Lucy’s parents never came to the wedding and she never saw either of them again…until years later…Lucy went into the hospital with appendicitis. What should have been routine surgery left Lucy hospitalized for nine weeks with a fever of unknown origin. Her husband, terrified of hospitals, stayed home with the girls and worked at shutting out his wife’s needs.  After three lonely weeks, Lucy awoke from a nap to discover her mother seated in a chair by her bed. She stayed by Lucy’s side for five days in her hospital room.

Years after her mother’s visit to the hospital, Lucy attended a writer’s workshop. A prominent author leading the workshop encouraged  Lucy to write her story- warts and all.  She found that opening that door to her past was necessary to finding her way in the future. Central to her life’s story are those five precious days with her mother at the hospital.

As I re-read the book , I found myself reading it more slowly – savoring the words not spoken. The first time through, affected personally by own memories, I had missed what made those five days so memorable to Lucy. There’s a heavy air of loneliness and insecurity in Lucy’s life. But in the end, she has matured, grown, reflected and shed some of her emotional baggage in her efforts to find peace in her heart and in her life. Not everyone will agree with her decisions…but don’t we all have to reach for our true north to find our way?

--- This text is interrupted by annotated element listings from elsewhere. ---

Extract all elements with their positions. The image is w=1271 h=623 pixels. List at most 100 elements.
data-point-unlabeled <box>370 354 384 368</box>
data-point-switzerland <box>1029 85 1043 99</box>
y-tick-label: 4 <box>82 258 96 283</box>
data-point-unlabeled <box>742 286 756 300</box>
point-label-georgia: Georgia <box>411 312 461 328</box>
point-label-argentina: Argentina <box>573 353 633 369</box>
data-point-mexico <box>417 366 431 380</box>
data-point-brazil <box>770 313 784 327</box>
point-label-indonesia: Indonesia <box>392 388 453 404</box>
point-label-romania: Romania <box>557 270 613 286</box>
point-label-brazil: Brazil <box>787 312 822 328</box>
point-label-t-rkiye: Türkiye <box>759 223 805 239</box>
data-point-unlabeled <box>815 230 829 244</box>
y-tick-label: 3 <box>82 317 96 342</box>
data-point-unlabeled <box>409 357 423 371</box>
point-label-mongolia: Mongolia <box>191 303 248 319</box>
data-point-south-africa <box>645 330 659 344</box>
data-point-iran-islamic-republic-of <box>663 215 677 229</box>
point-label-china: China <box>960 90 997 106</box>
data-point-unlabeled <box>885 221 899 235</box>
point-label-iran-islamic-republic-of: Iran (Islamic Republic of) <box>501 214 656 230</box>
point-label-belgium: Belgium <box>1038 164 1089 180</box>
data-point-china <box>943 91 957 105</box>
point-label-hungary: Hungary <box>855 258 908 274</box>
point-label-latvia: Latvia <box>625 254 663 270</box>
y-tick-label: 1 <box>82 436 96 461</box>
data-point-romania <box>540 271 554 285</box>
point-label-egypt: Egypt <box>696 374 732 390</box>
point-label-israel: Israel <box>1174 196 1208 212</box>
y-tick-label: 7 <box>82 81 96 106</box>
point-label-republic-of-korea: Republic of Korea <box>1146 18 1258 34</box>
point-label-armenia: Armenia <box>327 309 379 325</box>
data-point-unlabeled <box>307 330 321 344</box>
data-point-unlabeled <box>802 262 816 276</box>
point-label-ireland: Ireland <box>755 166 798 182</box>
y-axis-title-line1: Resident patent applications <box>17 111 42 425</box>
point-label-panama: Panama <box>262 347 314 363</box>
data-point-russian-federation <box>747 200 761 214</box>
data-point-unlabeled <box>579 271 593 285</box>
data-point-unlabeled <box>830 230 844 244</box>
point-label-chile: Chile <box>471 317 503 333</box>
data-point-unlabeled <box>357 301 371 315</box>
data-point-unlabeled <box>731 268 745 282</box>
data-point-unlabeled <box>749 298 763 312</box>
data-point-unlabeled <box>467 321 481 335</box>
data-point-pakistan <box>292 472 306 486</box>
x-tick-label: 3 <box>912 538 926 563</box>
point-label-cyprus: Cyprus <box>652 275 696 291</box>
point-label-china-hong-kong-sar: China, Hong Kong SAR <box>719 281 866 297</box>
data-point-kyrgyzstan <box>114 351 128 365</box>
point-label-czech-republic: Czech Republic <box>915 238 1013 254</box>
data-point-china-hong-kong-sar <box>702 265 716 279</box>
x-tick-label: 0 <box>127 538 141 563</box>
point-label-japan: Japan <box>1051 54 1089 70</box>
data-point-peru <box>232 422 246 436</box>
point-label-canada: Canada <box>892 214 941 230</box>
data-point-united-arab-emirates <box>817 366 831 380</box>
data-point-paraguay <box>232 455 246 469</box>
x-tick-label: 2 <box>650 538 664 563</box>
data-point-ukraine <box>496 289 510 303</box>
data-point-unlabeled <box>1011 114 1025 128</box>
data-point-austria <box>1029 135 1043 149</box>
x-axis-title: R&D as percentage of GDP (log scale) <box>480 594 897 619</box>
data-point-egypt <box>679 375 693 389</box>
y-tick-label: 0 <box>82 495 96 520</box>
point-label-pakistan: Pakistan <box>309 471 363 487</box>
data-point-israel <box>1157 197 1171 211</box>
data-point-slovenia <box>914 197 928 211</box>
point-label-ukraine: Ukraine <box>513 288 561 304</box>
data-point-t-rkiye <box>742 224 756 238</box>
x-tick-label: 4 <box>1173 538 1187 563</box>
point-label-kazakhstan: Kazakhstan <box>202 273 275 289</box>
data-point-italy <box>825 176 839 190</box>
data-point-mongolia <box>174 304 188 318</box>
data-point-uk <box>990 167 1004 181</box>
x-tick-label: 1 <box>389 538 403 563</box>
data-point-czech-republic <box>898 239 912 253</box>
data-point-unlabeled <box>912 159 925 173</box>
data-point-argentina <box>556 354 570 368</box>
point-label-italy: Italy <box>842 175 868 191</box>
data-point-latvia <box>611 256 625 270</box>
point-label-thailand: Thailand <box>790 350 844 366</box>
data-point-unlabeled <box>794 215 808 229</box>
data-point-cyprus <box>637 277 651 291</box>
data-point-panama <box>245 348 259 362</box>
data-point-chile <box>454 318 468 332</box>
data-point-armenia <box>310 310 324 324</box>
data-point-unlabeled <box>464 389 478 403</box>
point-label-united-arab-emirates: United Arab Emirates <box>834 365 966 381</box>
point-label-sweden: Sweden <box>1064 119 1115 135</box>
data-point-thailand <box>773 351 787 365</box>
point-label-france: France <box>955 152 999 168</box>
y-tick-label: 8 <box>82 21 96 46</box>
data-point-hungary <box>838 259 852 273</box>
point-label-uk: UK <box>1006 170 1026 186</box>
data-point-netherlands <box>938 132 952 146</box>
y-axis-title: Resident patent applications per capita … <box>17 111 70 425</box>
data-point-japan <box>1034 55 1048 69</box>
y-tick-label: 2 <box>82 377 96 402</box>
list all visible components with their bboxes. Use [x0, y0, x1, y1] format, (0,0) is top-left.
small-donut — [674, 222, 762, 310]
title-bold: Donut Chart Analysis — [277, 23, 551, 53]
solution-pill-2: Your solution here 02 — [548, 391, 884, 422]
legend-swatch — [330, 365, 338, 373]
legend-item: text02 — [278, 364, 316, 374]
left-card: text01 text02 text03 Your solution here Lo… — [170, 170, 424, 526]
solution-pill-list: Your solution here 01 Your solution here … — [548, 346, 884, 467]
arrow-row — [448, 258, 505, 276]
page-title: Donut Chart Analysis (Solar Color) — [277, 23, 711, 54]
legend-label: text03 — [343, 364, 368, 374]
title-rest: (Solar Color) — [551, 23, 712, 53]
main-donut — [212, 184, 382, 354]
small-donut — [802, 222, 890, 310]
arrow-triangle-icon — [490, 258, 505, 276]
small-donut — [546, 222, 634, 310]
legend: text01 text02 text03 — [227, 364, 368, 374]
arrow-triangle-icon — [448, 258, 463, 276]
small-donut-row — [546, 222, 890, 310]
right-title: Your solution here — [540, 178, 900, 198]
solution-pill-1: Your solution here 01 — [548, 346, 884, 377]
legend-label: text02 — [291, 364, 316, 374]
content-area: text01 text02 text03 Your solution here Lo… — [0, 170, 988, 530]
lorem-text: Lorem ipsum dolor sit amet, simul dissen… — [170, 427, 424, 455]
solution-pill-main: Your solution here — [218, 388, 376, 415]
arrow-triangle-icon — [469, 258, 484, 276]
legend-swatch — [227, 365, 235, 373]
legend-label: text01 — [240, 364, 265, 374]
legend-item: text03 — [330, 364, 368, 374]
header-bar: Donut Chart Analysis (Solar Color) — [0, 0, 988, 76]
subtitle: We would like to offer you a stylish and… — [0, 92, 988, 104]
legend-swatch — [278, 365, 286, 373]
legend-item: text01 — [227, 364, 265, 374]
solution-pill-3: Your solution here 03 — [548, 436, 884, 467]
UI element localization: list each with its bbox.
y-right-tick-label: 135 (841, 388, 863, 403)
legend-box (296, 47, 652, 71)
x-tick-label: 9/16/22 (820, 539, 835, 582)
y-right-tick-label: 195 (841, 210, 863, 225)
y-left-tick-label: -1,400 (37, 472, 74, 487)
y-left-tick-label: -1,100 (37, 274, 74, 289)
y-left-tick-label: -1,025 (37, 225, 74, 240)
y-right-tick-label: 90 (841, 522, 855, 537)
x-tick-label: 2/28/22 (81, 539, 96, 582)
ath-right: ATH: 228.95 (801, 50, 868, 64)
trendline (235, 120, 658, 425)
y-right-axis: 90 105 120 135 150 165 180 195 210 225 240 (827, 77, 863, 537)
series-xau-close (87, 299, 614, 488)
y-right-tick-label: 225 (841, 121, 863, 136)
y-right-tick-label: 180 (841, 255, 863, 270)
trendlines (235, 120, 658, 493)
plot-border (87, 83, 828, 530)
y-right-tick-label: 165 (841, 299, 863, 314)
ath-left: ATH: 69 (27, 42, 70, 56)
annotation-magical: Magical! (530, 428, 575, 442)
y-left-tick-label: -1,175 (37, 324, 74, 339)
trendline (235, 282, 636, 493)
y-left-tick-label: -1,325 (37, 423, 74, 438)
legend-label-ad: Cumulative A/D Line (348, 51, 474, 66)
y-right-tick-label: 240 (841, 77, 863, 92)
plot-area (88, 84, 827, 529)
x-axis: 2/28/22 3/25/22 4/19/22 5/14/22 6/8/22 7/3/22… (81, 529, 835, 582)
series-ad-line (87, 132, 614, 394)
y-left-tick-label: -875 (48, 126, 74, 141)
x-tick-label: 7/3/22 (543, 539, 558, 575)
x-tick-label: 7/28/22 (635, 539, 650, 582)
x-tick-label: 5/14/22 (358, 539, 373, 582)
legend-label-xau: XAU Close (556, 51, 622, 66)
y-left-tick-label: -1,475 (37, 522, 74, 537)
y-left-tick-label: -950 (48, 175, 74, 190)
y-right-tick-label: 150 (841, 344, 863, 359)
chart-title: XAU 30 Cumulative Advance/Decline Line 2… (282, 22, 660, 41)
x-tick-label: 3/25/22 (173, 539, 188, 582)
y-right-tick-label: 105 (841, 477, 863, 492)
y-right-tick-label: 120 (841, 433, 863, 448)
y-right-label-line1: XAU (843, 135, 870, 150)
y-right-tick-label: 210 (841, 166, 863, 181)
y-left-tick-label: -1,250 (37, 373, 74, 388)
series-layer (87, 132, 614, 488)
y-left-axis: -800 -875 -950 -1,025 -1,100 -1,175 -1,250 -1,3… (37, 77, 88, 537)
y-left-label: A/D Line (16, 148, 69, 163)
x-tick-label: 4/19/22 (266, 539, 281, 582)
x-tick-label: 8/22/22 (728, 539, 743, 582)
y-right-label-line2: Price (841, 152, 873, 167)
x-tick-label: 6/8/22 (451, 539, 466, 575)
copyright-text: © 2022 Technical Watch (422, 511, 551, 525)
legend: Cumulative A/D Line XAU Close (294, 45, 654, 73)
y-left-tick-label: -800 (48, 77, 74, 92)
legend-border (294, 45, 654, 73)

The first time I read the following words, I missed the point. I saw only a mother who could not express her love to her daughter.  The second time, I felt the love in the silence and between the unspoken words.  This mother and daughter never grew close, shared words of love, or interacted in each other’s lives after the hospital visit. But there was solace in knowing her mother loved her.  As Lucy tells us…She was loved. Imperfectly.  And that was enough.

“Mommy, do you love me?
My mother shook her head. Wizzle, stop.
“Come on, Mom, tell me.” I began to laugh, and she began to laugh too.
Wizzle, for heaven’s sake.”
I sat up and, like a child, clapped my hands.
“Mom! Do you love me, do you love me, do you love me?”
Silly girl…You silly, silly girl.
I lay back down and closed my eyes…”Mom, my eyes are closed.”
Lucy, you stop now. I heard the mirth in her voice.
There was a silence for a while. I was happy.
“Mom?”
When your eyes are closed, she said.
“You love me when my eyes are closed?”
When your eyes are closed, she said.
And we stopped the game, but I was so happy.

Highly recommended. Would make a very good book club selection.